When it was completed in the editing room, everyone clapped, but Frankel said what they had made was really a short film.

"The big problem a network faces is: 'What the hell do we put it with?' I know that in the year since we made it, we've had lots of fans over there [at ABC], but they wanted to know, do you put it with 'Home Improvement' or 'Spin City'? They said, 'If there was some other compatible show for an hour or a night, maybe we could find a slot.' "

After receiving the news from ABC, Jossen said he discussed the idea of entering the pilot in film festivals and received Katzenberg's blessing. But by the time the completed master had been transferred to 35-millimeter film, most of the key film festivals were over.

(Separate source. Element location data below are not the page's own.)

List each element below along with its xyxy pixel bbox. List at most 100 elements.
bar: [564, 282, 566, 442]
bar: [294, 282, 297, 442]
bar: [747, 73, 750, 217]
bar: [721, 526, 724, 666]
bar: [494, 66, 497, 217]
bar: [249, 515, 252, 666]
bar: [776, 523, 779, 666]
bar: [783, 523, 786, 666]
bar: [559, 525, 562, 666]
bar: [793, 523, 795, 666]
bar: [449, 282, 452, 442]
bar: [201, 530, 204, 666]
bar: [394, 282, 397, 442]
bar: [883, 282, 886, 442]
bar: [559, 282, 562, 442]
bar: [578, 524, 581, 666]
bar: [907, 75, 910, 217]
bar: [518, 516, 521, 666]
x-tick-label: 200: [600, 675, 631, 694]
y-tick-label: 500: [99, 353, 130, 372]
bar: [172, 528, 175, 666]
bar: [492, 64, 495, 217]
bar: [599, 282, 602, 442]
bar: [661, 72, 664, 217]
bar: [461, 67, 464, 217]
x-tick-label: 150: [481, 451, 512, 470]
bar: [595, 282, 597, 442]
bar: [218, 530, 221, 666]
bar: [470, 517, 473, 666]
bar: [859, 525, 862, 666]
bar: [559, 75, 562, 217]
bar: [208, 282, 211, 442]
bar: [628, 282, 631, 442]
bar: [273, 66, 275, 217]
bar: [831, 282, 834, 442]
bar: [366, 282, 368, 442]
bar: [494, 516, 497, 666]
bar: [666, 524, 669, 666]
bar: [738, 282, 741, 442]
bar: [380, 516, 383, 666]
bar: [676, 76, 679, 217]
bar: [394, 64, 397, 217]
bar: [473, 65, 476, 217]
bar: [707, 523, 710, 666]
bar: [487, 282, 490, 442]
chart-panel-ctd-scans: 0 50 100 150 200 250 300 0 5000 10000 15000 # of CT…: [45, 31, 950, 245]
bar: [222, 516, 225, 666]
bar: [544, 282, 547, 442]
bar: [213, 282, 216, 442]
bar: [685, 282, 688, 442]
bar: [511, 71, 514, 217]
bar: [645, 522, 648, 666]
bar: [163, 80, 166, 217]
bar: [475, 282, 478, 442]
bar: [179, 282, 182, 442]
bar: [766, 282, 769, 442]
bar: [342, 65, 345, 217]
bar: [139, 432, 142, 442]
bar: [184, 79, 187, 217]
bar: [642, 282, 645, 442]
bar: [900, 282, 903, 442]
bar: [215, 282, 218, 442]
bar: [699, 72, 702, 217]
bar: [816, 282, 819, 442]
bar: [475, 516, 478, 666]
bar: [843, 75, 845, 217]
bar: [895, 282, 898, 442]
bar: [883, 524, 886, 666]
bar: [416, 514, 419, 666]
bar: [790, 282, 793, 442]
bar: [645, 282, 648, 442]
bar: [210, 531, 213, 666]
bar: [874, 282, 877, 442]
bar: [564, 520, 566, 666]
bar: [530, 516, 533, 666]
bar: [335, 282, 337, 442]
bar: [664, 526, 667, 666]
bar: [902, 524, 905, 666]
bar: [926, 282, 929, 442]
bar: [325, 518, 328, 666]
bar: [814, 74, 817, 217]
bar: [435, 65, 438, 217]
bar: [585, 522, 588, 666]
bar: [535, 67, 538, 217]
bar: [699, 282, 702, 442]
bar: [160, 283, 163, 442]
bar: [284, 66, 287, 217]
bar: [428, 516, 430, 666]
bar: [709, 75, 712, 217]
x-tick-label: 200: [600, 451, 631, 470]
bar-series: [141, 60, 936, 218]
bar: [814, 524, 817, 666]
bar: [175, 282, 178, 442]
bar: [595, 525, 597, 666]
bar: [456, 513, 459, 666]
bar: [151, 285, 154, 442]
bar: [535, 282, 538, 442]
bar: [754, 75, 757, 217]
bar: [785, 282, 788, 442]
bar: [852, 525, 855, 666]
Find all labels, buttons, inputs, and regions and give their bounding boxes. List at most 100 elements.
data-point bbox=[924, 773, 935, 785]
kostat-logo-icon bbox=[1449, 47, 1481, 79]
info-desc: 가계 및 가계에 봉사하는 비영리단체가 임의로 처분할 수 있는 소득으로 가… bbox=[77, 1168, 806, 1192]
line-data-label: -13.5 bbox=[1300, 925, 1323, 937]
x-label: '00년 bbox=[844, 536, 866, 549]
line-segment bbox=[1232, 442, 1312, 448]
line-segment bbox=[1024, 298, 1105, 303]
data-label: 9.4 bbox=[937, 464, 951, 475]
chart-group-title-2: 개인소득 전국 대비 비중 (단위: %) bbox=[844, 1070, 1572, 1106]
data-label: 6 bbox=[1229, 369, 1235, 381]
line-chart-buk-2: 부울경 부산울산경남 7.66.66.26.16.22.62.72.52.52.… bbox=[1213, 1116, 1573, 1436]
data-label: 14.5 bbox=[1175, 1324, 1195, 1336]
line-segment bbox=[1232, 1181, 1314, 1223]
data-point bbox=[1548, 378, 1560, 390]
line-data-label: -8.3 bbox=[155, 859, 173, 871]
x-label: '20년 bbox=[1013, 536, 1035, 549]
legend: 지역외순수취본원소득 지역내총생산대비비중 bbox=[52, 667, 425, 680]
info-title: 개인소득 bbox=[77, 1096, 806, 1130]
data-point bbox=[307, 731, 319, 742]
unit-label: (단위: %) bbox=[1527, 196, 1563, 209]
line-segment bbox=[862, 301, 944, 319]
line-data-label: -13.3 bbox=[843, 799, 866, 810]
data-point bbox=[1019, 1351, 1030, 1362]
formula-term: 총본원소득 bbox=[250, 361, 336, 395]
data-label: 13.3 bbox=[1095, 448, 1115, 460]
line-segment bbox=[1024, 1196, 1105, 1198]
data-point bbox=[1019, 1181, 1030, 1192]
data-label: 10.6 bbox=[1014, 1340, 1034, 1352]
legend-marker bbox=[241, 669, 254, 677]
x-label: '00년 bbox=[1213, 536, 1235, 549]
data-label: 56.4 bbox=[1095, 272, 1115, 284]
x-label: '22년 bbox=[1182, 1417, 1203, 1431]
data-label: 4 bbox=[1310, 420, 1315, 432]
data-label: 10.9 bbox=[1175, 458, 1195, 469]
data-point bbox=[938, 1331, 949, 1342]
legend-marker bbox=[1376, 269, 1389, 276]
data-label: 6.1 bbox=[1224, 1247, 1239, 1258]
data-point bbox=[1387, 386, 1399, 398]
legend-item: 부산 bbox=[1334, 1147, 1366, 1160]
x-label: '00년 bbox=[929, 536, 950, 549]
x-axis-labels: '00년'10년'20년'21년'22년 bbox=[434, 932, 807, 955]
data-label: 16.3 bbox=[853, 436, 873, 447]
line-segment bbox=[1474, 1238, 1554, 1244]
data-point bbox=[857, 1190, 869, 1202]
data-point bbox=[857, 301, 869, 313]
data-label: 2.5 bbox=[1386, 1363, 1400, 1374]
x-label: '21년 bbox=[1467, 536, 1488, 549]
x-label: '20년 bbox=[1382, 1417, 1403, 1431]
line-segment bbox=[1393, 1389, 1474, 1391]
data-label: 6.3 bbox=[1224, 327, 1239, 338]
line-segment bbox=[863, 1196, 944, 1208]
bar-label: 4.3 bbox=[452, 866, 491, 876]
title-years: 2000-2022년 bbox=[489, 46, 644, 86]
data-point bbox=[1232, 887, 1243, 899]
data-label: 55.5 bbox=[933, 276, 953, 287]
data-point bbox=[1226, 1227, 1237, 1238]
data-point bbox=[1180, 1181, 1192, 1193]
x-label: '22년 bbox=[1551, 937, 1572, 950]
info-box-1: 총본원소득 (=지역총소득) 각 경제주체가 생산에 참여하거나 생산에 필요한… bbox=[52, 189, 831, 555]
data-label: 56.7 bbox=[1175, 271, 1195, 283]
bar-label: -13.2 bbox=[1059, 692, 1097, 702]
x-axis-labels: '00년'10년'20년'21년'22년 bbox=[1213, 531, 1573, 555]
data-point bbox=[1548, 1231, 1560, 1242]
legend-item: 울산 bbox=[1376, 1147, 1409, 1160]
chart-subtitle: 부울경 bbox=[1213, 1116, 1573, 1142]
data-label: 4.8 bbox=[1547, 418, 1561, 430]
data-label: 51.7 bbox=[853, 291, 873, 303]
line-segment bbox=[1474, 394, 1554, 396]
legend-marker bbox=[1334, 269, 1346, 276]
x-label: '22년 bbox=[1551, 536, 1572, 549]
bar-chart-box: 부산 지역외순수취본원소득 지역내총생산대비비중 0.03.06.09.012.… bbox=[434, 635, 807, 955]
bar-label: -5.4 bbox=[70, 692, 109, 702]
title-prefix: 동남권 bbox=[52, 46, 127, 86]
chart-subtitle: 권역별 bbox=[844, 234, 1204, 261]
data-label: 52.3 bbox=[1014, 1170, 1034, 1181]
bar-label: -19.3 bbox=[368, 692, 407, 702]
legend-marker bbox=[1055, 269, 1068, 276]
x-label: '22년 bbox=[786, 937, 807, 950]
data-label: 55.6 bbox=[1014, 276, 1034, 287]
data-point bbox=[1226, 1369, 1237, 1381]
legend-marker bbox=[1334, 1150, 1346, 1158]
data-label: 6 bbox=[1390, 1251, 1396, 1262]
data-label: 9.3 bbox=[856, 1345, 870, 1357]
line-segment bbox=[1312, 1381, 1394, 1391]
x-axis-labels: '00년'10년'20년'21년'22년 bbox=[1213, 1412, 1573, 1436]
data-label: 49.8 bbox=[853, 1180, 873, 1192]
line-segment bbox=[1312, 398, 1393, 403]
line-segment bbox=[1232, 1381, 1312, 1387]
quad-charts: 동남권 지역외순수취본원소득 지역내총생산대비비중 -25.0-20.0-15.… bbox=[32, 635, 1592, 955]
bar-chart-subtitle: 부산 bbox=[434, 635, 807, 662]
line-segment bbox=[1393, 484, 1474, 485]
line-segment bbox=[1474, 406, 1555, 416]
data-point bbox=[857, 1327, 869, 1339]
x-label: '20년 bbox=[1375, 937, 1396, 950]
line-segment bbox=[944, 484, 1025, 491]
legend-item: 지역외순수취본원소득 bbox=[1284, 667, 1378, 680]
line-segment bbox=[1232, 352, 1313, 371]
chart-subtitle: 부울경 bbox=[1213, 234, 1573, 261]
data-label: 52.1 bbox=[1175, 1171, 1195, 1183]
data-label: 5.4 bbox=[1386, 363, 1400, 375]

Because academy rules dictate that a nomination must be either shown at a film festival or released theatrically to qualify for the Oscars, Jossen and Frankel decided to book the film into the AMC theater in Century City on Dec. 13, where it would play with "Shine."

But the filmmakers noticed to their dismay that short films actually had to be released on or before Nov. 30, so they hurriedly booked the movie for Thanksgiving weekend, just as the deadline was about to expire.

Frankel, who lives in Miami, said it was a "thrill of a lifetime" when he heard his film had been nominated for an Oscar.

"There's no question this was a fluke," he said.